On April 6, 2011 12:04 , John Hudak <jjhu...@gmail.com> wrote:
Under ubuntu 8.04 I installed, configured, and am running Apache 2.2.8).
5 33 13467 12714 20 0 23904 4200 - S ? 0:00
/usr/sbin/apache2 -k start
My question is: Why all the instantiations of apache2 -k start? I
expected to see one.
Because you are using the preform MPM. See the documentation at
http://httpd.apache.org/docs/2.2/mod/prefork.html which says,
" A single control process is responsible for launching child processes
which listen for connections and serve them when they arrive. Apache
always tries to maintain several spare or idle server processes, which
stand ready to serve incoming requests. In this way, clients do not need
to wait for a new child processes to be forked before their requests can
be served."
Doing some investigation I discovered that I have Apache built as
multi-process (pre-forked) so I am guessing that these are the
suspended processes?
They are not suspended, they are sleeping, waiting for incoming requests.
If so, how many should there be? does this look right?

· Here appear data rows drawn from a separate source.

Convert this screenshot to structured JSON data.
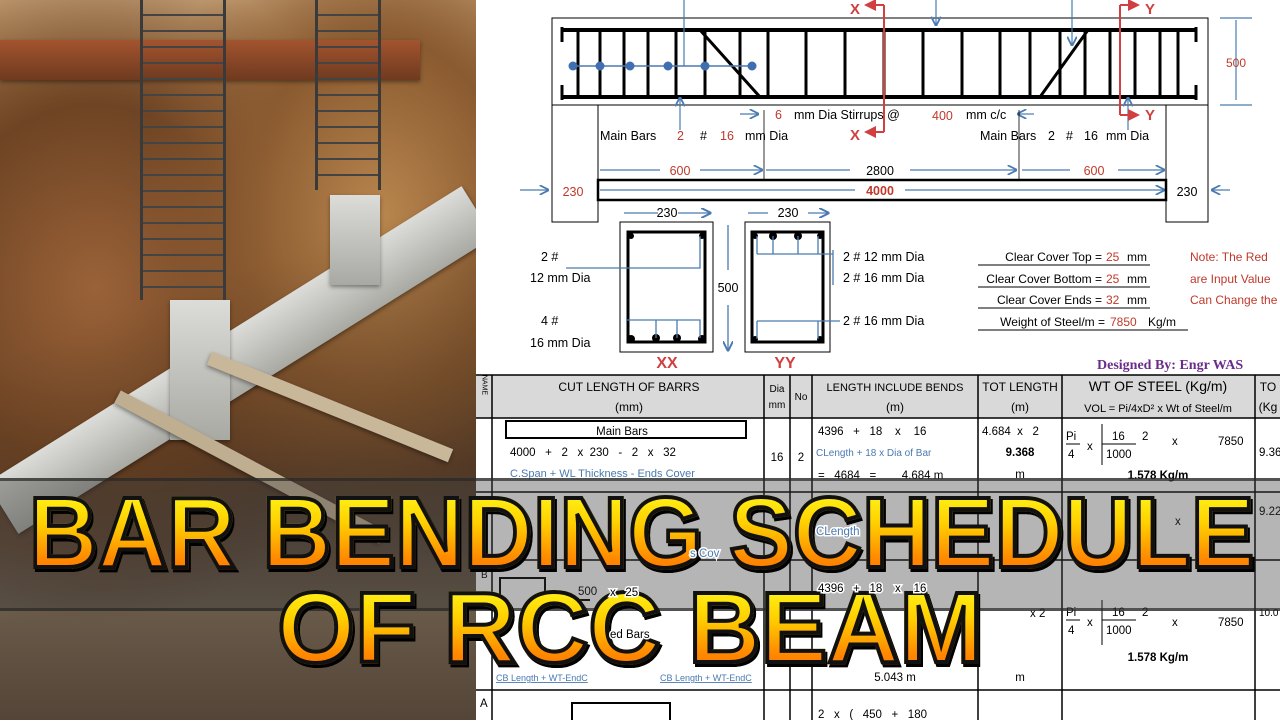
{
  "title": {
    "line1": "BAR BENDING SCHEDULE",
    "line2": "OF RCC BEAM"
  },
  "beam": {
    "depth": "500",
    "stirrup_dia": "6",
    "stirrup_text": "mm Dia Stirrups @",
    "stirrup_spacing": "400",
    "stirrup_unit": "mm c/c",
    "section_x": "X",
    "section_y": "Y",
    "left_main": {
      "label": "Main Bars",
      "count": "2",
      "hash": "#",
      "dia": "16",
      "unit": "mm Dia"
    },
    "right_main": {
      "label": "Main Bars",
      "count": "2",
      "hash": "#",
      "dia": "16",
      "unit": "mm Dia"
    },
    "dims": {
      "left": "600",
      "mid": "2800",
      "right": "600",
      "span": "4000",
      "support_left": "230",
      "support_right": "230"
    }
  },
  "sections": {
    "width_xx": "230",
    "width_yy": "230",
    "depth": "500",
    "xx_label": "XX",
    "yy_label": "YY",
    "xx_top": {
      "count": "2 #",
      "dia": "12  mm Dia"
    },
    "xx_bottom": {
      "count": "4  #",
      "dia": "16  mm Dia"
    },
    "yy": [
      "2  #  12  mm Dia",
      "2  #  16  mm Dia",
      "2  #  16  mm Dia"
    ]
  },
  "covers": [
    {
      "label": "Clear Cover Top =",
      "value": "25",
      "unit": "mm"
    },
    {
      "label": "Clear Cover Bottom =",
      "value": "25",
      "unit": "mm"
    },
    {
      "label": "Clear Cover Ends =",
      "value": "32",
      "unit": "mm"
    },
    {
      "label": "Weight of Steel/m =",
      "value": "7850",
      "unit": "Kg/m"
    }
  ],
  "note": [
    "Note: The Red",
    "are Input Value",
    "Can Change the"
  ],
  "designed_by": "Designed By: Engr WAS",
  "table": {
    "headers": {
      "name": "NAME",
      "cut": "CUT LENGTH OF BARRS",
      "cut_unit": "(mm)",
      "dia": "Dia",
      "dia_unit": "mm",
      "no": "No",
      "bends": "LENGTH INCLUDE BENDS",
      "bends_unit": "(m)",
      "tot": "TOT LENGTH",
      "tot_unit": "(m)",
      "wt": "WT OF STEEL (Kg/m)",
      "wt_formula": "VOL = Pi/4xD² x Wt of Steel/m",
      "total": "TO",
      "total_unit": "(Kg"
    },
    "row1": {
      "bar_name": "Main Bars",
      "calc": "4000   +   2   x  230   -   2   x   32",
      "legend": "C.Span  +  WL Thickness  -  Ends Cover",
      "dia": "16",
      "no": "2",
      "bends": "4396   +   18    x    16",
      "bends_formula": "CLength + 18 x Dia of Bar",
      "bends_result": "=   4684   =        4.684 m",
      "tot": "4.684  x   2",
      "tot_value": "9.368",
      "tot_unit": "m",
      "wt_pi": "Pi",
      "wt_4": "4",
      "wt_x": "x",
      "wt_num": "16",
      "wt_den": "1000",
      "wt_pow": "2",
      "wt_x2": "x",
      "wt_steel": "7850",
      "wt_result": "1.578 Kg/m",
      "total": "9.36"
    },
    "row2": {
      "total": "9.22",
      "partial": "x",
      "formula_partial": "CLength",
      "legend_partial": "s Cov"
    },
    "row3": {
      "name_letter": "B",
      "dim": "500",
      "calc_partial": "x   25",
      "bar_name_partial": "ed Bars",
      "legend_a": "CB Length + WT-EndC",
      "legend_b": "CB Length + WT-EndC",
      "bends_partial": "4396   +   18    x    16",
      "bends_result": "5.043 m",
      "tot_partial": "x   2",
      "tot_unit": "m",
      "wt_pi": "Pi",
      "wt_4": "4",
      "wt_x": "x",
      "wt_num": "16",
      "wt_den": "1000",
      "wt_pow": "2",
      "wt_x2": "x",
      "wt_steel": "7850",
      "wt_result": "1.578 Kg/m",
      "total": "10.0"
    },
    "row4": {
      "name_letter": "A",
      "bends": "2   x   (   450   +   180"
    }
  },
  "colors": {
    "input_red": "#c0392b",
    "dim_blue": "#4a7ab0",
    "header_gray": "#d9d9d9",
    "designer_purple": "#6a2c8a",
    "title_yellow": "#ffff20",
    "title_orange": "#ff6a00"
  }
}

The number is controlled by the |StartServers
<http://httpd.apache.org/docs/2.2/mod/mpm_common.html#startservers>|,
|MinSpareServers
<http://httpd.apache.org/docs/2.2/mod/prefork.html#minspareservers>|,
and |MaxSpareServers
<http://httpd.apache.org/docs/2.2/mod/prefork.html#maxspareservers>|
directives in your Apache HTTP Server configuration file(s). See the
documentation at the URL above.
An ancillary question: the machine serves 4 name-based virtual sites,
so would it be better to have Apache built as multiprocess or
mult-threaded?
It should not make a difference for most servers. If you have a large
number of requests, the worker MPM may be more resource-efficient.
However, not all third-party modules are thread safe, and hence may not
be usable with the worker MPM; I run the prefork MPM for this reason.